Google Security Operations 会对现有数据和传入数据执行统计分析，并使用与发生率相关的指标丰富实体上下文记录。

普及率是一个数值，表示实体的热门程度。热门程度由访问工件（例如网域、文件哈希或 IP 地址）的资产数量定义。数字越大，实体越受欢迎。例如，google.com 具有较高的普遍性值，因为它被频繁访问。如果某个网域的访问频率较低，则其普遍性值会较低。较受欢迎的实体通常不太可能是恶意的。

域名、IP 和文件（哈希）支持这些丰富值。系统会计算这些值并将其存储在以下字段中。

每个实体的发生率统计信息每天都会更新。值存储在可由 Detection Engine 使用的单独实体上下文中，但不会在 Google 安全运营调查视图和 UDM 搜索中显示。

创建 Detection Engine 规则时，可以使用以下字段。

实体类型	UDM 字段
网域	`entity.domain.prevalence.day_count` `entity.domain.prevalence.day_max` `entity.domain.prevalence.day_max_sub_domains` `entity.domain.prevalence.rolling_max` `entity.domain.prevalence.rolling_max_sub_domains`
文件（哈希）	`entity.file.prevalence.day_count` `entity.file.prevalence.day_max` `entity.file.prevalence.rolling_max`
IP 地址	`entity.artifact.prevalence.day_count` `entity.artifact.prevalence.day_max` `entity.artifact.prevalence.rolling_max`

day_max 和 scroll_max 值的计算方式不同。

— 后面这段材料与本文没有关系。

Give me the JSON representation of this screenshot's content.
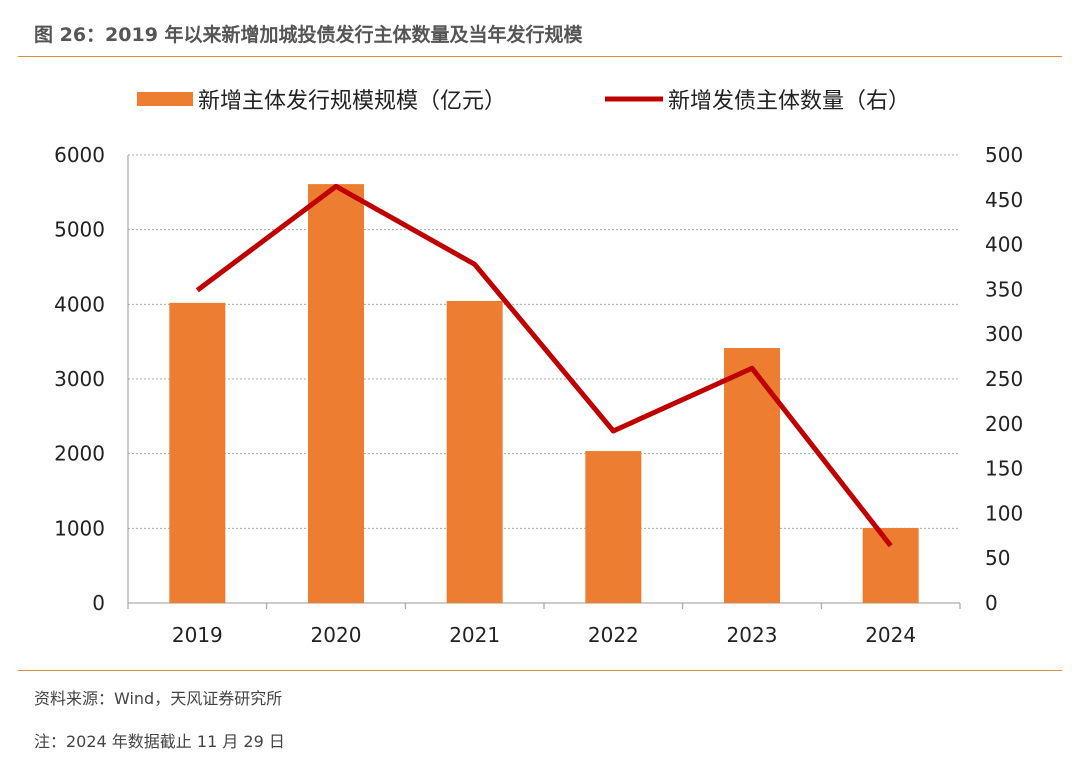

这些字段的计算公式如下：

day_max 计算为工件在一天内的最大普遍性得分，其中一天定义为世界协调时间 (UTC) 凌晨 00:00:00 - 晚上 11:59:59。
rolling_max 是指工件在过去 10 天窗口期的最高每日发生率得分（即 day_max）。
day_count 用于计算 rolling_max，且值始终为 10。

在计算网域时，day_max 与 day_max_sub_domains（以及 rolling_max 与 rolling_max_sub_domains）之间的差异如下：

rolling_max 和 day_max 表示访问给定网域（不包括子网域）的每日唯一内部 IP 地址数量。
rolling_max_sub_domains 和 day_max_sub_domains 表示访问给定网域（包括子网域）的唯一内部 IP 地址的数量。

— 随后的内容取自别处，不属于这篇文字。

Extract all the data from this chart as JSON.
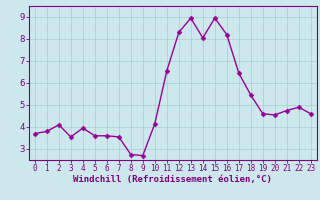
{
  "x": [
    0,
    1,
    2,
    3,
    4,
    5,
    6,
    7,
    8,
    9,
    10,
    11,
    12,
    13,
    14,
    15,
    16,
    17,
    18,
    19,
    20,
    21,
    22,
    23
  ],
  "y": [
    3.7,
    3.8,
    4.1,
    3.55,
    3.95,
    3.6,
    3.6,
    3.55,
    2.75,
    2.7,
    4.15,
    6.55,
    8.3,
    8.95,
    8.05,
    8.95,
    8.2,
    6.45,
    5.45,
    4.6,
    4.55,
    4.75,
    4.9,
    4.6
  ],
  "line_color": "#990099",
  "marker_color": "#990099",
  "marker": "D",
  "marker_size": 2.5,
  "line_width": 1.0,
  "xlabel": "Windchill (Refroidissement éolien,°C)",
  "xlim": [
    -0.5,
    23.5
  ],
  "ylim": [
    2.5,
    9.5
  ],
  "yticks": [
    3,
    4,
    5,
    6,
    7,
    8,
    9
  ],
  "xticks": [
    0,
    1,
    2,
    3,
    4,
    5,
    6,
    7,
    8,
    9,
    10,
    11,
    12,
    13,
    14,
    15,
    16,
    17,
    18,
    19,
    20,
    21,
    22,
    23
  ],
  "bg_color": "#cce8ec",
  "grid_color": "#aacccc",
  "axis_color": "#800080",
  "tick_color": "#800080",
  "xlabel_color": "#800080",
  "xlabel_fontsize": 6.5,
  "tick_fontsize": 6.5,
  "xtick_fontsize": 5.5
}
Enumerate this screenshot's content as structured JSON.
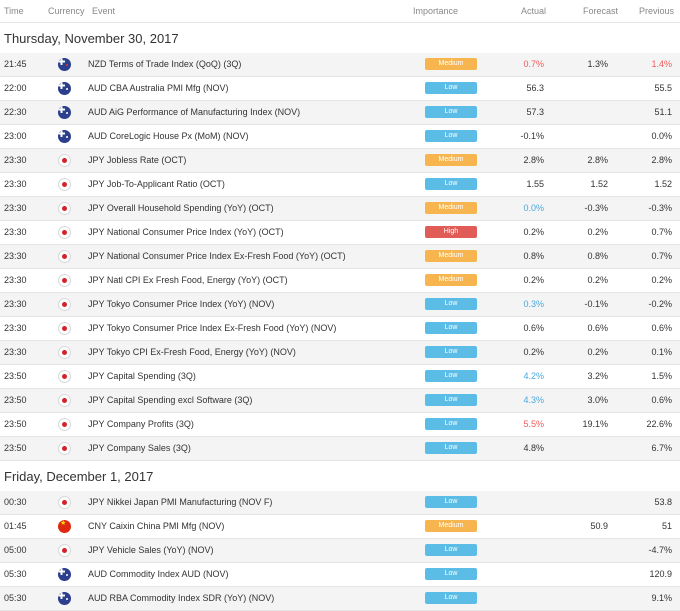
{
  "header": {
    "time": "Time",
    "currency": "Currency",
    "event": "Event",
    "importance": "Importance",
    "actual": "Actual",
    "forecast": "Forecast",
    "previous": "Previous"
  },
  "days": [
    {
      "label": "Thursday, November 30, 2017",
      "rows": [
        {
          "time": "21:45",
          "flag": "nz",
          "event": "NZD Terms of Trade Index (QoQ) (3Q)",
          "importance": "Medium",
          "actual": "0.7%",
          "actual_color": "red",
          "forecast": "1.3%",
          "previous": "1.4%",
          "previous_color": "red"
        },
        {
          "time": "22:00",
          "flag": "au",
          "event": "AUD CBA Australia PMI Mfg (NOV)",
          "importance": "Low",
          "actual": "56.3",
          "actual_color": "",
          "forecast": "",
          "previous": "55.5",
          "previous_color": ""
        },
        {
          "time": "22:30",
          "flag": "au",
          "event": "AUD AiG Performance of Manufacturing Index (NOV)",
          "importance": "Low",
          "actual": "57.3",
          "actual_color": "",
          "forecast": "",
          "previous": "51.1",
          "previous_color": ""
        },
        {
          "time": "23:00",
          "flag": "au",
          "event": "AUD CoreLogic House Px (MoM) (NOV)",
          "importance": "Low",
          "actual": "-0.1%",
          "actual_color": "",
          "forecast": "",
          "previous": "0.0%",
          "previous_color": ""
        },
        {
          "time": "23:30",
          "flag": "jp",
          "event": "JPY Jobless Rate (OCT)",
          "importance": "Medium",
          "actual": "2.8%",
          "actual_color": "",
          "forecast": "2.8%",
          "previous": "2.8%",
          "previous_color": ""
        },
        {
          "time": "23:30",
          "flag": "jp",
          "event": "JPY Job-To-Applicant Ratio (OCT)",
          "importance": "Low",
          "actual": "1.55",
          "actual_color": "",
          "forecast": "1.52",
          "previous": "1.52",
          "previous_color": ""
        },
        {
          "time": "23:30",
          "flag": "jp",
          "event": "JPY Overall Household Spending (YoY) (OCT)",
          "importance": "Medium",
          "actual": "0.0%",
          "actual_color": "blue",
          "forecast": "-0.3%",
          "previous": "-0.3%",
          "previous_color": ""
        },
        {
          "time": "23:30",
          "flag": "jp",
          "event": "JPY National Consumer Price Index (YoY) (OCT)",
          "importance": "High",
          "actual": "0.2%",
          "actual_color": "",
          "forecast": "0.2%",
          "previous": "0.7%",
          "previous_color": ""
        },
        {
          "time": "23:30",
          "flag": "jp",
          "event": "JPY National Consumer Price Index Ex-Fresh Food (YoY) (OCT)",
          "importance": "Medium",
          "actual": "0.8%",
          "actual_color": "",
          "forecast": "0.8%",
          "previous": "0.7%",
          "previous_color": ""
        },
        {
          "time": "23:30",
          "flag": "jp",
          "event": "JPY Natl CPI Ex Fresh Food, Energy (YoY) (OCT)",
          "importance": "Medium",
          "actual": "0.2%",
          "actual_color": "",
          "forecast": "0.2%",
          "previous": "0.2%",
          "previous_color": ""
        },
        {
          "time": "23:30",
          "flag": "jp",
          "event": "JPY Tokyo Consumer Price Index (YoY) (NOV)",
          "importance": "Low",
          "actual": "0.3%",
          "actual_color": "blue",
          "forecast": "-0.1%",
          "previous": "-0.2%",
          "previous_color": ""
        },
        {
          "time": "23:30",
          "flag": "jp",
          "event": "JPY Tokyo Consumer Price Index Ex-Fresh Food (YoY) (NOV)",
          "importance": "Low",
          "actual": "0.6%",
          "actual_color": "",
          "forecast": "0.6%",
          "previous": "0.6%",
          "previous_color": ""
        },
        {
          "time": "23:30",
          "flag": "jp",
          "event": "JPY Tokyo CPI Ex-Fresh Food, Energy (YoY) (NOV)",
          "importance": "Low",
          "actual": "0.2%",
          "actual_color": "",
          "forecast": "0.2%",
          "previous": "0.1%",
          "previous_color": ""
        },
        {
          "time": "23:50",
          "flag": "jp",
          "event": "JPY Capital Spending (3Q)",
          "importance": "Low",
          "actual": "4.2%",
          "actual_color": "blue",
          "forecast": "3.2%",
          "previous": "1.5%",
          "previous_color": ""
        },
        {
          "time": "23:50",
          "flag": "jp",
          "event": "JPY Capital Spending excl Software (3Q)",
          "importance": "Low",
          "actual": "4.3%",
          "actual_color": "blue",
          "forecast": "3.0%",
          "previous": "0.6%",
          "previous_color": ""
        },
        {
          "time": "23:50",
          "flag": "jp",
          "event": "JPY Company Profits (3Q)",
          "importance": "Low",
          "actual": "5.5%",
          "actual_color": "red",
          "forecast": "19.1%",
          "previous": "22.6%",
          "previous_color": ""
        },
        {
          "time": "23:50",
          "flag": "jp",
          "event": "JPY Company Sales (3Q)",
          "importance": "Low",
          "actual": "4.8%",
          "actual_color": "",
          "forecast": "",
          "previous": "6.7%",
          "previous_color": ""
        }
      ]
    },
    {
      "label": "Friday, December 1, 2017",
      "rows": [
        {
          "time": "00:30",
          "flag": "jp",
          "event": "JPY Nikkei Japan PMI Manufacturing (NOV F)",
          "importance": "Low",
          "actual": "",
          "actual_color": "",
          "forecast": "",
          "previous": "53.8",
          "previous_color": ""
        },
        {
          "time": "01:45",
          "flag": "cn",
          "event": "CNY Caixin China PMI Mfg (NOV)",
          "importance": "Medium",
          "actual": "",
          "actual_color": "",
          "forecast": "50.9",
          "previous": "51",
          "previous_color": ""
        },
        {
          "time": "05:00",
          "flag": "jp",
          "event": "JPY Vehicle Sales (YoY) (NOV)",
          "importance": "Low",
          "actual": "",
          "actual_color": "",
          "forecast": "",
          "previous": "-4.7%",
          "previous_color": ""
        },
        {
          "time": "05:30",
          "flag": "au",
          "event": "AUD Commodity Index AUD (NOV)",
          "importance": "Low",
          "actual": "",
          "actual_color": "",
          "forecast": "",
          "previous": "120.9",
          "previous_color": ""
        },
        {
          "time": "05:30",
          "flag": "au",
          "event": "AUD RBA Commodity Index SDR (YoY) (NOV)",
          "importance": "Low",
          "actual": "",
          "actual_color": "",
          "forecast": "",
          "previous": "9.1%",
          "previous_color": ""
        }
      ]
    }
  ],
  "colors": {
    "low": "#5bbde6",
    "medium": "#f6b54e",
    "high": "#e15b57",
    "negative": "#ef5b5b",
    "positive": "#4aa8e0"
  }
}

发生率统计信息是根据新注入的实体数据计算得出的。系统不会对先前提取的数据执行追溯式计算。计算和存储统计信息大约需要 36 个小时。

计算实体的首次看到时间和上次看到时间

Google 安全运维套件会对传入数据执行统计分析，并利用实体的首次出现和最后一次出现时间来丰富实体上下文记录。first_seen_time 字段存储首次在客户环境中发现该实体的日期和时间。last_seen_time 字段用于存储最近观察到的日期和时间。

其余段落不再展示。